We searched doctors, therapists and the Internet for five years before getting the genetic diagnosis on our five year old son. I realized no amount of therapies or doctors could "cure" him, a tiny piece was missing and that tiny piece caused an array of problems. I didn't love my son any less and it didn't change him to me. It did change my relationship with God though. I now had a son with a brain condition with no cure and a genetic diagnosis for the other that obviously can't be cured. We prayed for healing but no "full" healing came. What was the plan, God? My plan had gone off in the ditch. 

I didn't understand why God's plan was so drastically different than mine. I had a good plan, full of good things, God honoring things even. But morning after morning I woke up in a very difficult situation. Being a mom is hard. Really hard. Being a mom with a lot of little kids is crazy and messy. Being a mom of a child with special needs is complicated. Being a mom of multiple children with special needs, an oldest child trying to grasp his younger siblings and a new healthy baby felt impossible. 

And I'm not alone. A lot of us are waking up every morning with our hardest thing. Our thing that we carry around and it just feels heavy, oh so heavy. We look around and feel alone. We pray to God and wonder, what was so wrong with our plan? Wouldn't we be more faithful, more joyous, more of everything if our plan had only gone through? 

"Then you will call on me and come and pray to me, and I will listen to you. You will seek me and find me when you seek me with all your heart." Jeremiah 29:12-13

The proceeding two verses are the crux of the whole thing. God's plan for our life is the only one that will bring us to the point of coming to him. Coming to him humbly and praying, begging, and pleading for him to help us, to restore us. His plan will set our eyes and heart searching for Him. Our plans will keep us comfortable, happy and passive. His plans will rock your world. 

God's plan for my motherhood, God's plan for my wife hood, they rocked my world. They changed my heart. They changed the course of my life. My way wasn't "bad" but I wouldn't have needed any help. I could have done that life on my own will power. God's plan brought me to my knees, literally. I had no strength, I had no answers and sometimes no one had an answer. I had to learn to take everything to God. I had to search him for answers and leading. The plan he set for my life is bringing me closer to restoration with him. It's making me more like Jesus, slowly and painfully. 
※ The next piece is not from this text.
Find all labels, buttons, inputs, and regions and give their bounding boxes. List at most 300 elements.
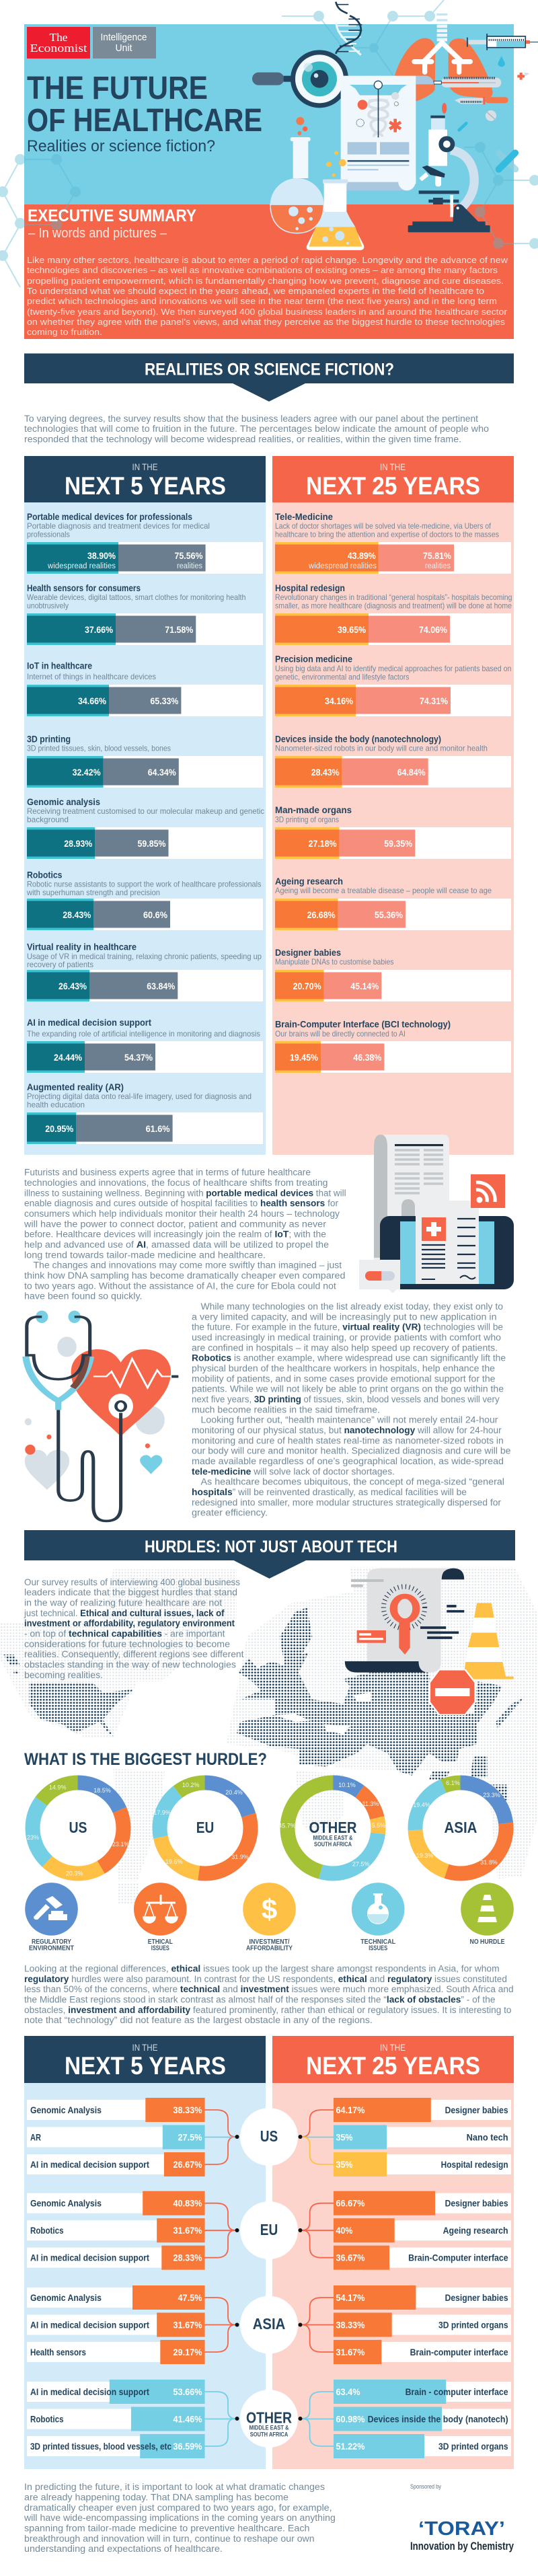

I know that a lot of us are looking at our lives saying, it wasn't supposed to happen like this. We are carrying burdens that are hard, everyone's hardest thing is their hardest thing. No judgment there. I encourage you to not look at your peers, don't look back at your parents, and don't look to the world. Search Jesus, prayerfully and humbly. Find his will for your life. Ask him to reveal his plan. There are a handful of things I know to be true and one of them is, God is faithful. He will walk the path with you and carry the burden when you can't. 

1 comment:

  1. Oh, how this speaks to my soul. I also had so many plans that went awry, so many frustrated sessions of yelling at God with tears streaming down my face. But I've realized, in hindsight, how His ways actually are higher than my ways. The easy life I imagined for myself would not have wrought deep character. He puts us through storms and deserts and hardships for a reason. In the midst, yes, we wonder where on earth He is and what on earth He's doing. But in the aftermath, we realize it was just the refining fire trying to get rid of the dross in our lives. I love a story I heard once of a man visiting a silversmith, who explained he had to hold the silver in the fire for *just* the right amount of time. Too little, and it would still be full of impurities. Too long, and it would destroy it. "How do you know when it's been just the right amount of time?" The man asked. "When I can see my face reflected in the surface," was the answer. God refines us until He can see His face reflected back. Not less. Not more.